Bruchstücke komplexer molekularer Ionen, die in Massenspektrometern meist mit dem Ziel der Strukturanalyse erzeugt werden, sind in der Regel schwer fassbare, häufig hochreaktive Teilchen mit ungewöhnlichen Strukturen. Solche Fragmentionen werden jedoch selten als Bausteine für die chemische Synthese neuer Verbindungen in Betracht gezogen. Es ist meine Zukunftsvision, Massenspektrometer nicht nur zur Analyse, sondern auch als programmierbare Synthesemaschinen einzusetzen, welche aus Fragmentionen nach dem Baukastenprinzip neue Moleküle und Materialschichten auf Oberflächen aufbauen, die sonst nicht oder nur schwer zugänglich sind. Etablierte Verfahren der Gasphasen-abscheidung, die für moderne Technologien (z. B. bei der Fertigung von Mikrochips) unverzichtbar sind, beschränken sich auf den Einsatz verdampfbarer, aber stabiler Moleküle (Präkursoren). Die präparative Massenspektrometrie eröffnet dagegen die Möglichkeit, massenselektierte Ionen aus der Gasphase abzuscheiden – von atomaren Ionen bis hin zu großen Metallkomplexen, Biomolekülen und deren Fragmenten.
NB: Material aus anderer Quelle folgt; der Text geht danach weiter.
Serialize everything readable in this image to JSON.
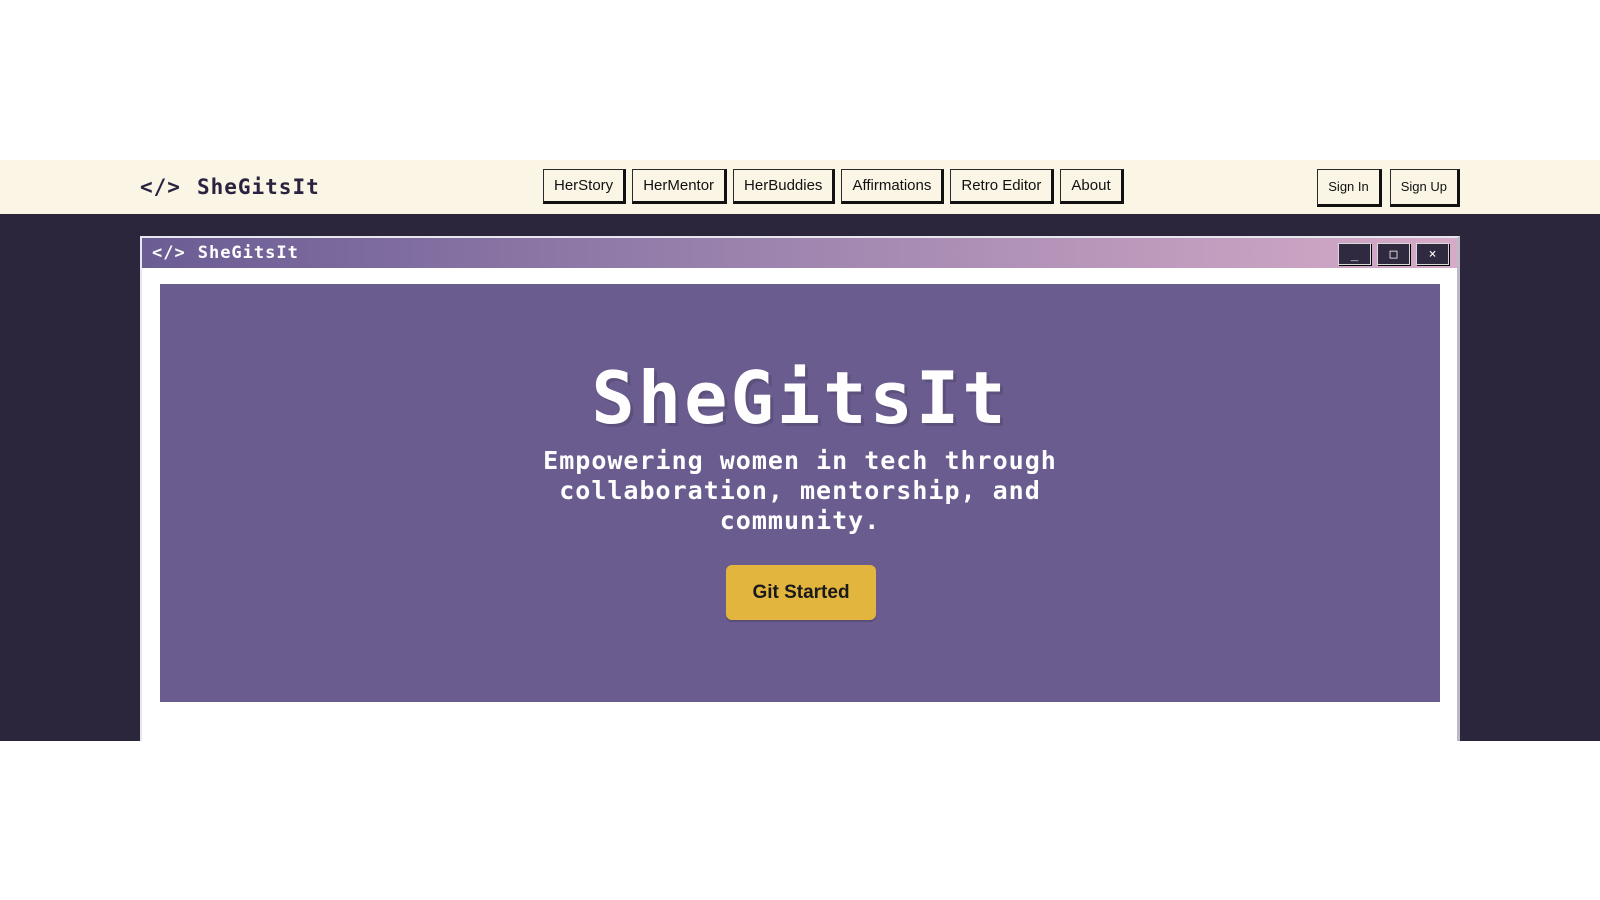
{
  "nav": {
    "brand": {
      "icon": "</>",
      "name": "SheGitsIt"
    },
    "links": [
      {
        "label": "HerStory"
      },
      {
        "label": "HerMentor"
      },
      {
        "label": "HerBuddies"
      },
      {
        "label": "Affirmations"
      },
      {
        "label": "Retro Editor"
      },
      {
        "label": "About"
      }
    ],
    "auth": {
      "sign_in": "Sign In",
      "sign_up": "Sign Up"
    }
  },
  "window": {
    "title_icon": "</>",
    "title": "SheGitsIt",
    "controls": {
      "minimize": "_",
      "maximize": "□",
      "close": "×"
    }
  },
  "hero": {
    "title": "SheGitsIt",
    "subtitle": "Empowering women in tech through collaboration, mentorship, and community.",
    "cta_label": "Git Started"
  },
  "colors": {
    "navbar_bg": "#fbf5e6",
    "stage_bg": "#2c263d",
    "hero_bg": "#6a5c8f",
    "cta_bg": "#e2b53e",
    "titlebar_gradient_start": "#6b5c94",
    "titlebar_gradient_end": "#d6abc8"
  }
}
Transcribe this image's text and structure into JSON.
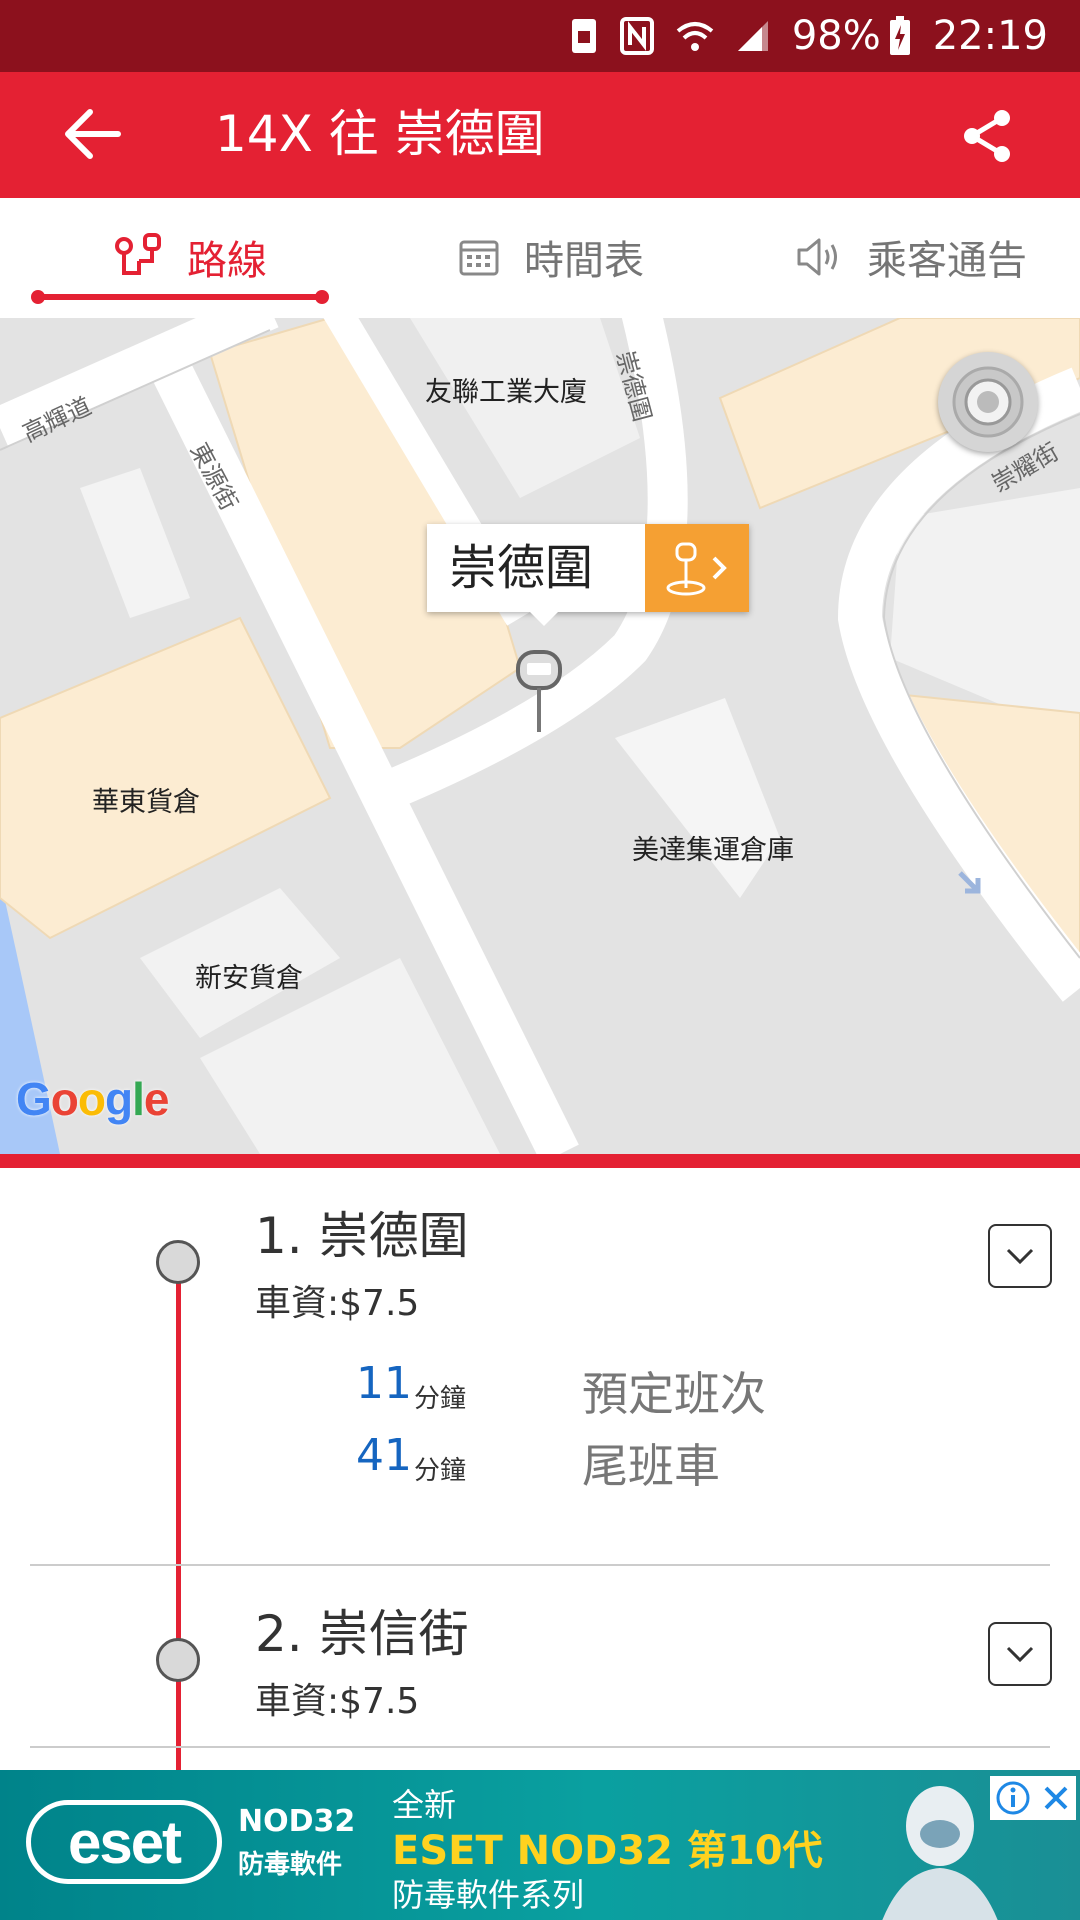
{
  "status_bar": {
    "battery": "98%",
    "time": "22:19"
  },
  "header": {
    "title": "14X 往 崇德圍"
  },
  "tabs": [
    {
      "label": "路線",
      "active": true
    },
    {
      "label": "時間表",
      "active": false
    },
    {
      "label": "乘客通告",
      "active": false
    }
  ],
  "map": {
    "labels": {
      "building1": "友聯工業大廈",
      "building2": "華東貨倉",
      "building3": "美達集運倉庫",
      "building4": "新安貨倉",
      "street1": "高輝道",
      "street2": "東源街",
      "street3": "崇德圍",
      "street4": "崇耀街"
    },
    "popup": {
      "name": "崇德圍"
    },
    "brand": "Google"
  },
  "stops": [
    {
      "name": "1. 崇德圍",
      "fare": "車資:$7.5",
      "etas": [
        {
          "minutes": "11",
          "unit": "分鐘",
          "note": "預定班次"
        },
        {
          "minutes": "41",
          "unit": "分鐘",
          "note": "尾班車"
        }
      ]
    },
    {
      "name": "2. 崇信街",
      "fare": "車資:$7.5"
    }
  ],
  "ad": {
    "brand": "eset",
    "product": "NOD32",
    "product_sub": "防毒軟件",
    "line1": "全新",
    "line2": "ESET NOD32 第10代",
    "line3": "防毒軟件系列"
  },
  "colors": {
    "primary": "#e42133",
    "status_bar": "#8c111d",
    "accent": "#f5a033",
    "eta": "#1565c0"
  }
}
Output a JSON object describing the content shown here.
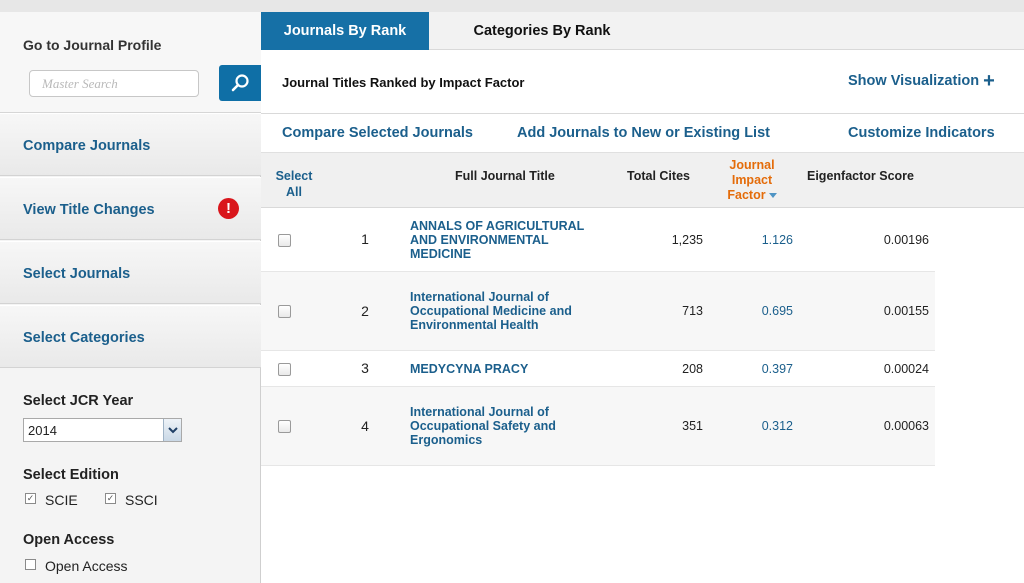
{
  "sidebar": {
    "search_title": "Go to Journal Profile",
    "search_placeholder": "Master Search",
    "nav": [
      {
        "label": "Compare Journals"
      },
      {
        "label": "View Title Changes",
        "alert": "!"
      },
      {
        "label": "Select Journals"
      },
      {
        "label": "Select Categories"
      }
    ],
    "jcr_year": {
      "title": "Select JCR Year",
      "value": "2014"
    },
    "edition": {
      "title": "Select Edition",
      "options": [
        {
          "label": "SCIE",
          "checked": true
        },
        {
          "label": "SSCI",
          "checked": true
        }
      ]
    },
    "open_access": {
      "title": "Open Access",
      "option": {
        "label": "Open Access",
        "checked": false
      }
    }
  },
  "tabs": [
    {
      "label": "Journals By Rank",
      "active": true
    },
    {
      "label": "Categories By Rank",
      "active": false
    }
  ],
  "main": {
    "ranked_title": "Journal Titles Ranked by Impact Factor",
    "show_visualization": "Show Visualization",
    "actions": [
      "Compare Selected Journals",
      "Add Journals to New or Existing List",
      "Customize Indicators"
    ]
  },
  "table": {
    "headers": {
      "select_all": [
        "Select",
        "All"
      ],
      "full_title": "Full Journal Title",
      "total_cites": "Total Cites",
      "jif": [
        "Journal",
        "Impact",
        "Factor"
      ],
      "eigenfactor": "Eigenfactor Score"
    },
    "rows": [
      {
        "rank": "1",
        "title": "ANNALS OF AGRICULTURAL AND ENVIRONMENTAL MEDICINE",
        "cites": "1,235",
        "jif": "1.126",
        "eigen": "0.00196"
      },
      {
        "rank": "2",
        "title": "International Journal of Occupational Medicine and Environmental Health",
        "cites": "713",
        "jif": "0.695",
        "eigen": "0.00155"
      },
      {
        "rank": "3",
        "title": "MEDYCYNA PRACY",
        "cites": "208",
        "jif": "0.397",
        "eigen": "0.00024"
      },
      {
        "rank": "4",
        "title": "International Journal of Occupational Safety and Ergonomics",
        "cites": "351",
        "jif": "0.312",
        "eigen": "0.00063"
      }
    ]
  },
  "colors": {
    "accent": "#1670a6",
    "link": "#1b5f8c",
    "sort_header": "#e46c0a",
    "alert": "#d9161c"
  }
}
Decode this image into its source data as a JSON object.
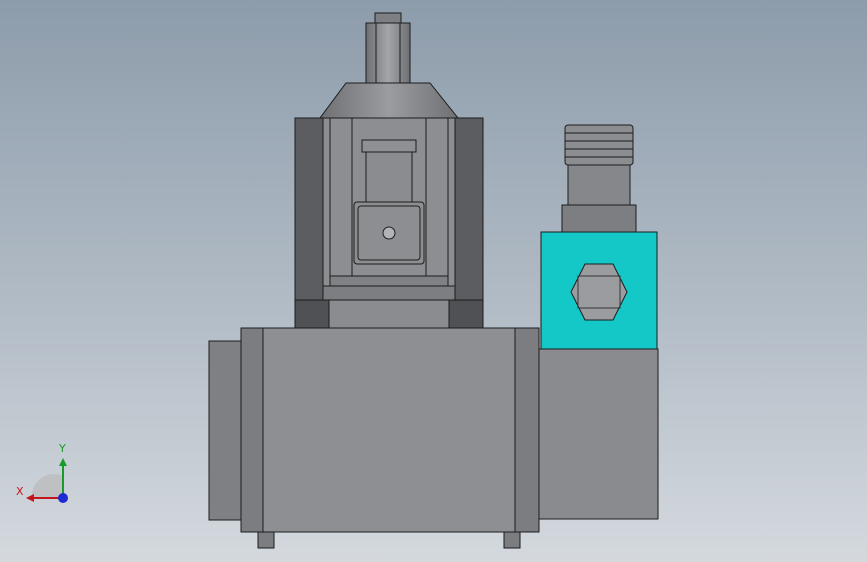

Meine Nachwuchsgruppe untersucht seit 2020 die kontrollierte Abscheidung („Ion soft-landing“) von massenselektierten Fragmentionen auf Oberflächen. Hierzu forschen wir an (I) Elektrospray, (II) Erzeugung und Reaktivität hochreaktiver Fragmentionen, (III) kontrollierter Bindungsknüpfung und selektiven Reaktionen reaktiver Fragmente zur Molekülsynthese auf Oberflächen, (IV) Chemie in ladungsunausgeglichenen Oberflächenschichten und (V) Erzeugung von Funktionsmaterialien auf Oberflächen. Wir bringen unsere Expertise in koordinierten Forschungsprogrammen und Kooperationen mit außeruniversitären Partnerorganisationen ein.

zur Vergrößerungsansicht des Bildes: Cover Angewandte Chemie 63 2024
Cover Angewandte Chemie 63 2024, Quelle: Angewandte Chemie

Elektrospray ist nicht nur eine Methode, um Ionen aus der Lösung in die Gasphase zu überführen, sondern auch um stark beschleunigte Reaktionen an den Oberflächen der geladenen Tröpfchen zu initiieren, die sich während des Elektrospray-Prozesses bilden. Wir haben kürzlich die Forschungsfelder „Reaktionsbeschleunigung in geladenen Mikrotropfen“ und „Ion soft-landing“ erfolgreich kombiniert, um Intermediate in hohen Ionenausbeuten aus dem Elektrospray-Prozess zu gewinnen und diese auf Oberflächen chemisch umzusetzen. [1] Auf diese Weise soll auch CO2 in nutzbaren Chemikalien gebunden werden. Unsere Forschung in diesem Bereich wird sich zukünftig auf Tröpfchenreaktionen von Permanentionen konzentrieren, welche bisher wenig erforscht sind.

 


zur Vergrößerungsansicht des Bildes: Abb. 2: Massenspektrum, Isolation aller [B12(CN)11]– Ionen mit nominalem m/z-Wert von 416 in einer kryogenen Ionenfalle, in welche Neon eingelassen wurde
Abb. 2: Massenspektrum, Isolation aller [B12(CN)11]– Ionen mit nominalem m/z-Wert von 416 in einer kryogenen Ionenfalle, in welche Neon eingelassen wurde

Fragmentionen sind für uns wertvolle „Bausteine“. Wir nutzen verschiedene Methoden der „Computational Chemistry“ sowie unterschiedliche massenspektrometrische und gasphasenspektroskopische Methoden (internationales Koopera-tionsnetzwerk), um Fragmentionen grundlegend zu verstehen. Dies führte unter anderem zur Entdeckung sogenannter „superelektrophiler Anionen“. [2] Mit diesen Fragmenten konnten wir die Edelgaschemie erweitern: So konnten wir das erste stabile argonhaltige molekulare Anion bei Raumtemperatur erzeugen und Neon bis 50 K binden (Abb.2). [3,4] Weiterhin konnte die direkte Funktionalisierung gesättigter Alkane durchgeführt werden. [5,6] Derzeit werden unterschiedliche Radikalionen untersucht, um sie für Molekül- und Schichtsynthesen einzusetzen.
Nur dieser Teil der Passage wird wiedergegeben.